From the original questioner:
Update: I have completed these chairs (finally). Thanks to all of you, it went very well. I ended up having to make a new back (curved) leg and two new stretchers, which added to the amount of time. I distressed these parts and was able to get them to match the existing components.

The previously refinished topcoat (thank the Good Lord) that had runs in it was shellac, so after scraping the runs off and buffing with steel wool, I re-topcoated with some fresh-mixed shellac.

Three of the grooves had been repaired in the past (due to splits), two of which had to be repaired again. There was also another split groove that I had to fix.

Y'all were right - getting the old cane/spline out was the most aggravating part, but your recommendations worked perfectly.

Re-caning was a snap (after the first one); I soaked the cane for around 6 hours, and used some soft spruce to make my wedges. I used hide glue, since I had already mixed some for the leg/stretcher repair.

For the repairs I described, what ballpark price would you have charged? I had around $100 in materials, but it took me close to 20 hours to do everything. Based on my shop rate that would put me at needing to charge $1120, which I think is too high. Normally, (for new construction - not repairs), I would charge this full amount, but this is for a good customer that has future potential for commissions, so I want to keep him happy. I'm thinking contributor J hit it on the head when he stated this type of work won't pay the wages but sometimes is necessary (paraphrased of course).

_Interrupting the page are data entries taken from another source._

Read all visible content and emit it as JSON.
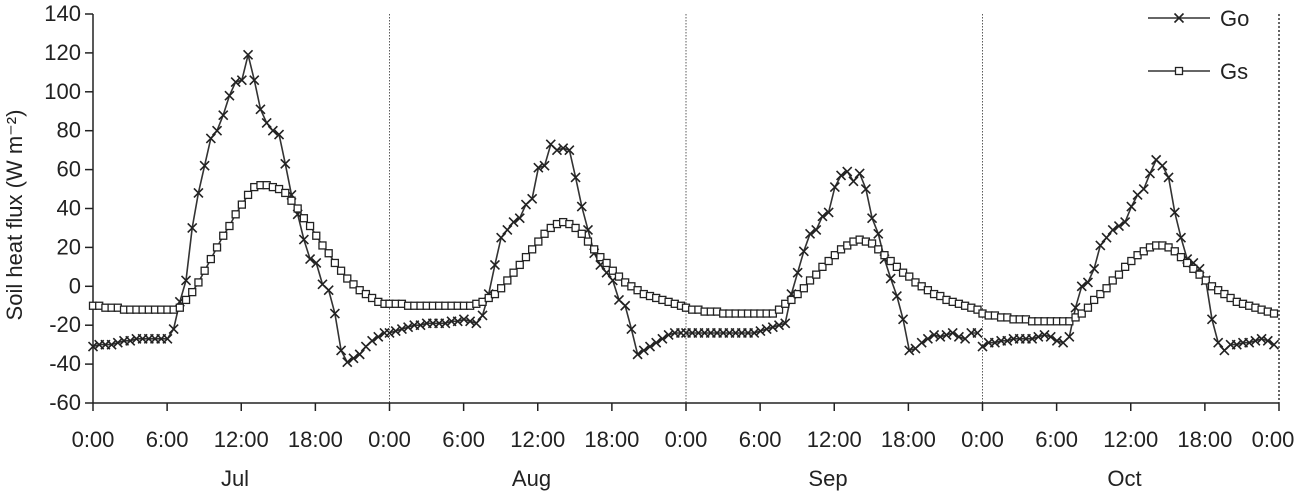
{
  "chart_data": {
    "type": "line",
    "title": "",
    "xlabel": "",
    "ylabel": "Soil heat flux (W m⁻²)",
    "ylim": [
      -60,
      140
    ],
    "yticks": [
      -60,
      -40,
      -20,
      0,
      20,
      40,
      60,
      80,
      100,
      120,
      140
    ],
    "xtick_labels": [
      "0:00",
      "6:00",
      "12:00",
      "18:00",
      "0:00",
      "6:00",
      "12:00",
      "18:00",
      "0:00",
      "6:00",
      "12:00",
      "18:00",
      "0:00",
      "6:00",
      "12:00",
      "18:00",
      "0:00"
    ],
    "panels": [
      "Jul",
      "Aug",
      "Sep",
      "Oct"
    ],
    "grid": false,
    "legend": "top-right",
    "series": [
      {
        "name": "Go",
        "marker": "x",
        "values": [
          [
            -31,
            -30,
            -30,
            -30,
            -29,
            -28,
            -28,
            -27,
            -27,
            -27,
            -27,
            -27,
            -27,
            -22,
            -8,
            3,
            30,
            48,
            62,
            76,
            80,
            88,
            98,
            105,
            106,
            119,
            106,
            91,
            84,
            80,
            78,
            63,
            47,
            37,
            24,
            14,
            12,
            1,
            -2,
            -14,
            -33,
            -39,
            -37,
            -35,
            -31,
            -28,
            -26,
            -24
          ],
          [
            -24,
            -23,
            -22,
            -21,
            -20,
            -20,
            -19,
            -19,
            -19,
            -19,
            -18,
            -18,
            -17,
            -18,
            -19,
            -15,
            -4,
            11,
            25,
            29,
            33,
            35,
            42,
            45,
            61,
            62,
            73,
            70,
            71,
            70,
            56,
            41,
            29,
            17,
            11,
            7,
            3,
            -7,
            -10,
            -22,
            -35,
            -33,
            -31,
            -29,
            -27,
            -25,
            -24,
            -24
          ],
          [
            -24,
            -24,
            -24,
            -24,
            -24,
            -24,
            -24,
            -24,
            -24,
            -24,
            -24,
            -24,
            -23,
            -22,
            -21,
            -20,
            -19,
            -4,
            7,
            18,
            27,
            29,
            36,
            38,
            51,
            57,
            59,
            54,
            58,
            50,
            35,
            27,
            14,
            4,
            -5,
            -17,
            -33,
            -32,
            -29,
            -27,
            -25,
            -26,
            -25,
            -24,
            -26,
            -27,
            -24,
            -24
          ],
          [
            -31,
            -29,
            -29,
            -28,
            -28,
            -27,
            -27,
            -27,
            -27,
            -26,
            -25,
            -26,
            -28,
            -29,
            -26,
            -11,
            0,
            2,
            9,
            21,
            25,
            29,
            31,
            33,
            41,
            47,
            50,
            58,
            65,
            62,
            56,
            38,
            25,
            14,
            12,
            9,
            3,
            -17,
            -29,
            -33,
            -30,
            -30,
            -29,
            -29,
            -28,
            -27,
            -28,
            -30
          ]
        ]
      },
      {
        "name": "Gs",
        "marker": "square",
        "values": [
          [
            -10,
            -10,
            -11,
            -11,
            -11,
            -12,
            -12,
            -12,
            -12,
            -12,
            -12,
            -12,
            -12,
            -12,
            -11,
            -7,
            -3,
            2,
            8,
            14,
            20,
            26,
            31,
            37,
            42,
            47,
            51,
            52,
            52,
            51,
            50,
            48,
            44,
            40,
            35,
            31,
            26,
            21,
            17,
            12,
            8,
            4,
            1,
            -2,
            -4,
            -6,
            -8,
            -9
          ],
          [
            -9,
            -9,
            -9,
            -10,
            -10,
            -10,
            -10,
            -10,
            -10,
            -10,
            -10,
            -10,
            -10,
            -10,
            -9,
            -8,
            -6,
            -4,
            -1,
            3,
            7,
            11,
            15,
            19,
            23,
            27,
            30,
            32,
            33,
            32,
            30,
            27,
            23,
            19,
            15,
            12,
            8,
            5,
            2,
            0,
            -2,
            -4,
            -5,
            -6,
            -7,
            -8,
            -9,
            -10
          ],
          [
            -11,
            -12,
            -12,
            -13,
            -13,
            -13,
            -14,
            -14,
            -14,
            -14,
            -14,
            -14,
            -14,
            -14,
            -14,
            -12,
            -9,
            -7,
            -4,
            -1,
            3,
            6,
            10,
            13,
            16,
            19,
            21,
            23,
            24,
            23,
            22,
            19,
            16,
            13,
            10,
            7,
            5,
            2,
            0,
            -2,
            -4,
            -5,
            -7,
            -8,
            -9,
            -10,
            -11,
            -12
          ],
          [
            -14,
            -15,
            -15,
            -16,
            -16,
            -17,
            -17,
            -17,
            -18,
            -18,
            -18,
            -18,
            -18,
            -18,
            -18,
            -16,
            -14,
            -11,
            -7,
            -4,
            -1,
            3,
            6,
            10,
            13,
            16,
            18,
            20,
            21,
            21,
            20,
            18,
            15,
            12,
            9,
            6,
            3,
            0,
            -2,
            -4,
            -6,
            -8,
            -9,
            -10,
            -11,
            -12,
            -13,
            -14
          ]
        ]
      }
    ]
  }
}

In the end, the chairs look fantastic; I will deliver them today, and I anticipate the client will be satisfied. It was satisfying to bring something back to life!



From contributor D:
Glad the re-cane went well. As far as how much to charge for the repair work, that is easier when you estimate or bid beforehand. You will be wrong a few times, but then anticipate what it will take to do each job. Depends on your market as well. Often I heard, "heck, we didn't pay that much for the chair."

How much potential work exists with this client? If you can afford it, make it easy on them, if you have a good feeling and they are happy. Do them right and if they are the real deal, you should get the other work.



From contributor C:
I charge $85 on average for pre-woven seats, including new cane. Reglues are $65. You will have to use your best judgment on the additional repair work. If they are ongoing clients, I would throw that work in free of charge.


The comments below were added after this Forum discussion was archived as a Knowledge Base article (add your comment).

Comment from contributor A:
I found the easiest way to remove the old spline and cane and glue was to use my plunge router with a straight shank router bit. Itís much easier than trying to remove it with a chisel.